Мужчины поднялись, чтобы продолжить игру, а Констанс вернулась к своим стенограммам, делая наброски карандашом, чтобы потом перепечатать их на машинке. Тоби очень удачно начал игру.

— Вы неплохо защищаете евреев, Сатклифф, а вот меня раздражает их поведение. Последние сведения просто поразительны. Они не только доносили друг на друга в Париже, но даже записались в милицию. Как будто им недостаточно быть более трудолюбивыми и самодовольными, чем все остальные.

— Что бы ни говорили о евреях, — вмешалась Констанс, — лично мне было достаточно посмотреть на эти переполненные поезда и послушать хихиканье Смиргела.

— С точки зрения историка, — отозвался Тоби, — если бы это не было столь трагично, то было бы смешно. Вам понятно, чего хотят немцы? Они хотя быть Избранным Народом — они сами заявили об этом. Вот им и надо избавиться от евреев, чтобы самим занять их место. Совершенно невероятно — если бы я сам об этом не знал, то никому бы не поверил. Избранная раса! Чья кровь гуще? Если уж на то пошло, в крови какого агнца они омыты? А все презренный Лютер виноват! Совсем как дети — выхватывают друг у друга разноцветные шарики. Но скатиться до полного уничтожения евреев — надо быть по-настоящему метафизической нацией, чтобы придумать такое!

— Аффад считает, что под этим есть метафизическое основание: это непроизвольная органическая реакция — наподобие отказа желудка принимать некачественную пищу — против иудео-христианства в том виде, в каким оно представлено современной философией, а в ней, насколько вам известно, господствуют блестящие еврейские мыслители.

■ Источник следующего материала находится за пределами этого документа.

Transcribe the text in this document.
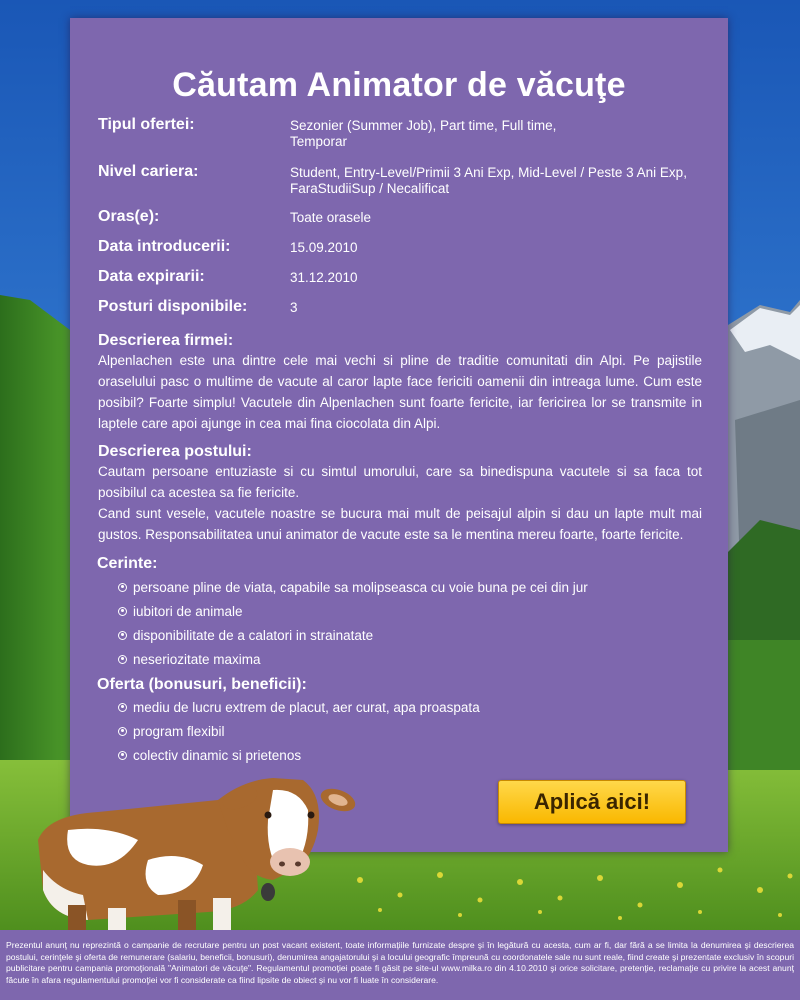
Căutam Animator de văcuţe
Tipul ofertei:	Sezonier (Summer Job), Part time, Full time,
Temporar
Nivel cariera:	Student, Entry-Level/Primii 3 Ani Exp, Mid-Level / Peste 3 Ani Exp,
FaraStudiiSup / Necalificat
Oras(e):	Toate orasele
Data introducerii:	15.09.2010
Data expirarii:	31.12.2010
Posturi disponibile:	3
Descrierea firmei:
Alpenlachen este una dintre cele mai vechi si pline de traditie comunitati din Alpi. Pe pajistile oraselului pasc o multime de vacute al caror lapte face fericiti oamenii din intreaga lume. Cum este posibil? Foarte simplu! Vacutele din Alpenlachen sunt foarte fericite, iar fericirea lor se transmite in laptele care apoi ajunge in cea mai fina ciocolata din Alpi.
Descrierea postului:
Cautam persoane entuziaste si cu simtul umorului, care sa binedispuna vacutele si sa faca tot posibilul ca acestea sa fie fericite.
Cand sunt vesele, vacutele noastre se bucura mai mult de peisajul alpin si dau un lapte mult mai gustos. Responsabilitatea unui animator de vacute este sa le mentina mereu foarte, foarte fericite.
Cerinte:
persoane pline de viata, capabile sa molipseasca cu voie buna pe cei din jur
iubitori de animale
disponibilitate de a calatori in strainatate
neseriozitate maxima
Oferta (bonusuri, beneficii):
mediu de lucru extrem de placut, aer curat, apa proaspata
program flexibil
colectiv dinamic si prietenos
Aplică aici!
Prezentul anunţ nu reprezintă o campanie de recrutare pentru un post vacant existent, toate informaţiile furnizate despre şi în legătură cu acesta, cum ar fi, dar fără a se limita la denumirea şi descrierea postului, cerinţele şi oferta de remunerare (salariu, beneficii, bonusuri), denumirea angajatorului şi a locului geografic împreună cu coordonatele sale nu sunt reale, fiind create şi prezentate exclusiv în scopuri publicitare pentru campania promoţională "Animatori de văcuţe". Regulamentul promoţiei poate fi găsit pe site-ul www.milka.ro din 4.10.2010 şi orice solicitare, pretenţie, reclamaţie cu privire la acest anunţ făcute în afara regulamentului promoţiei vor fi considerate ca fiind lipsite de obiect şi nu vor fi luate în considerare.
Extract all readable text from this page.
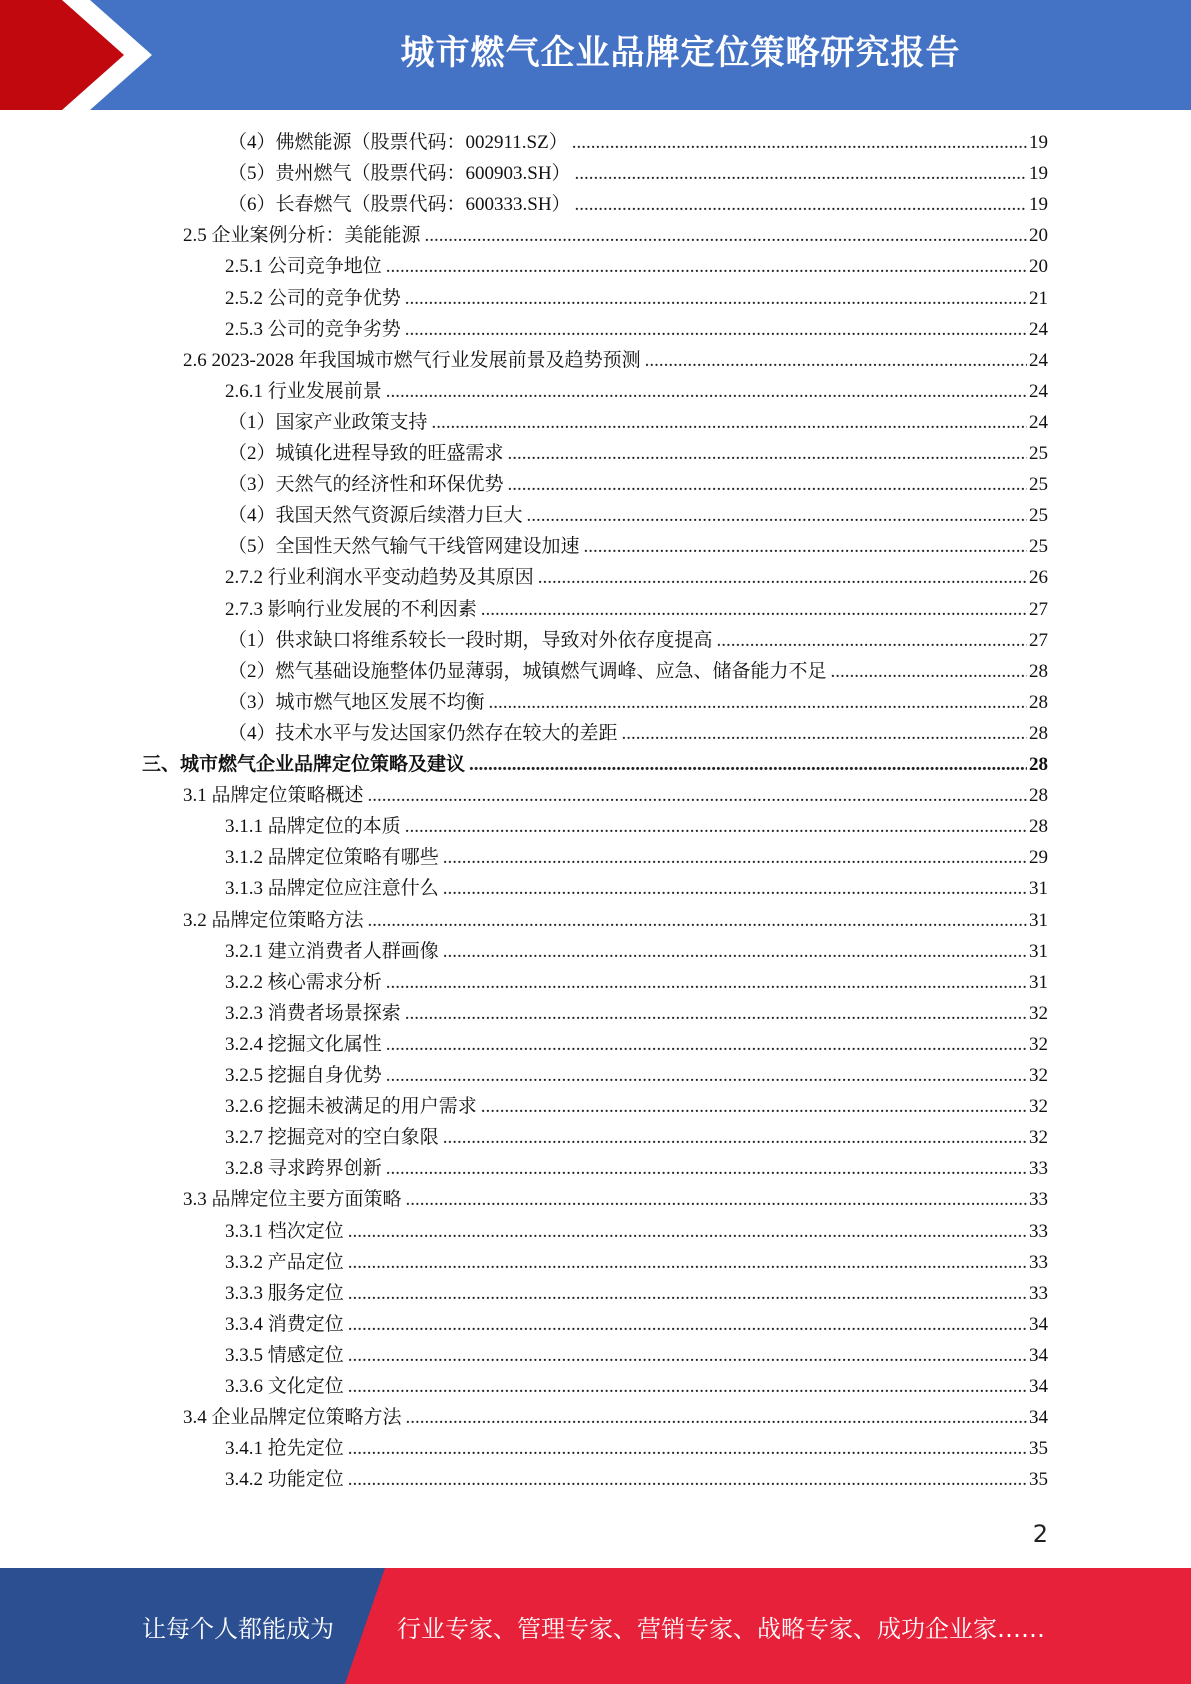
城市燃气企业品牌定位策略研究报告
（4）佛燃能源（股票代码：002911.SZ） .....	19
（5）贵州燃气（股票代码：600903.SH） .....	19
（6）长春燃气（股票代码：600333.SH） .....	19
2.5 企业案例分析：美能能源 .....	20
2.5.1 公司竞争地位 .....	20
2.5.2 公司的竞争优势 .....	21
2.5.3 公司的竞争劣势 .....	24
2.6 2023-2028 年我国城市燃气行业发展前景及趋势预测 .....	24
2.6.1 行业发展前景 .....	24
（1）国家产业政策支持 .....	24
（2）城镇化进程导致的旺盛需求 .....	25
（3）天然气的经济性和环保优势 .....	25
（4）我国天然气资源后续潜力巨大 .....	25
（5）全国性天然气输气干线管网建设加速 .....	25
2.7.2 行业利润水平变动趋势及其原因 .....	26
2.7.3 影响行业发展的不利因素 .....	27
（1）供求缺口将维系较长一段时期，导致对外依存度提高 .....	27
（2）燃气基础设施整体仍显薄弱，城镇燃气调峰、应急、储备能力不足 .....	28
（3）城市燃气地区发展不均衡 .....	28
（4）技术水平与发达国家仍然存在较大的差距 .....	28
三、城市燃气企业品牌定位策略及建议 .....	28
3.1 品牌定位策略概述 .....	28
3.1.1 品牌定位的本质 .....	28
3.1.2 品牌定位策略有哪些 .....	29
3.1.3 品牌定位应注意什么 .....	31
3.2 品牌定位策略方法 .....	31
3.2.1 建立消费者人群画像 .....	31
3.2.2 核心需求分析 .....	31
3.2.3 消费者场景探索 .....	32
3.2.4 挖掘文化属性 .....	32
3.2.5 挖掘自身优势 .....	32
3.2.6 挖掘未被满足的用户需求 .....	32
3.2.7 挖掘竞对的空白象限 .....	32
3.2.8 寻求跨界创新 .....	33
3.3 品牌定位主要方面策略 .....	33
3.3.1 档次定位 .....	33
3.3.2 产品定位 .....	33
3.3.3 服务定位 .....	33
3.3.4 消费定位 .....	34
3.3.5 情感定位 .....	34
3.3.6 文化定位 .....	34
3.4 企业品牌定位策略方法 .....	34
3.4.1 抢先定位 .....	35
3.4.2 功能定位 .....	35
2
让每个人都能成为	行业专家、管理专家、营销专家、战略专家、成功企业家……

— Пожалуйста, поподробнее, — попросил Тоби, делая неудачный удар, означавший проигранную партию. — Проклятье!

— Триада великих евреев, которые определяют направление мысли, — Маркс, Фрейд, Эйнштейн. Великие авантюристы — каждый в своей области. Маркс приравнял счастье человека к владению деньгами. Фрейд обнаружил, что понятие ценности произошло от фекалий, и благодаря ему любовь стала называться инвестицией. Эйнштейн, как самый главный приспешник Люцифера, освободил силы, спавшие в материи, чтобы создать игрушку, которая…

— О господи, — в раздражении воскликнула Констанс, — только не говорите, что вам нет дела до нацизма! Я ведь только что приехала из страны, которая не может ни на что решиться. Очень многим французам как будто нет дела до «очищения», которое Лаваль называет «профилактическим», вот так.

— Не думаю, чтобы русские были лучше, — заявил Сатклифф. — У нас есть выбор, но все варианты довольно отвратительны — мир как один кибуц с обязательным психоанализом, который будет длиться всю жизнь и заменит католичество… а потом атомистическая[199] роботизация, так я понимаю. Я сразу начинаю чувствовать себя старомодным; не знаю, что сказать.

— Honi soit qui Malebranche,[200] — произнес Тоби.

— Отлично, что вы такой благонамеренный, однако все началось с французов, ведь Республика не нуждалась в savants.[201] И евреям нравится мазила Давид, который председательствовал в комитетах, чтобы отрубить голову Андре де Шенье. Повозка с осужденными и приговоренными к гильотине переполнилась, и теперь весь мир — сплошь осужденные на казнь. Подумать только, что первая статуя была воздвигнута революционерами в честь Богини Разума!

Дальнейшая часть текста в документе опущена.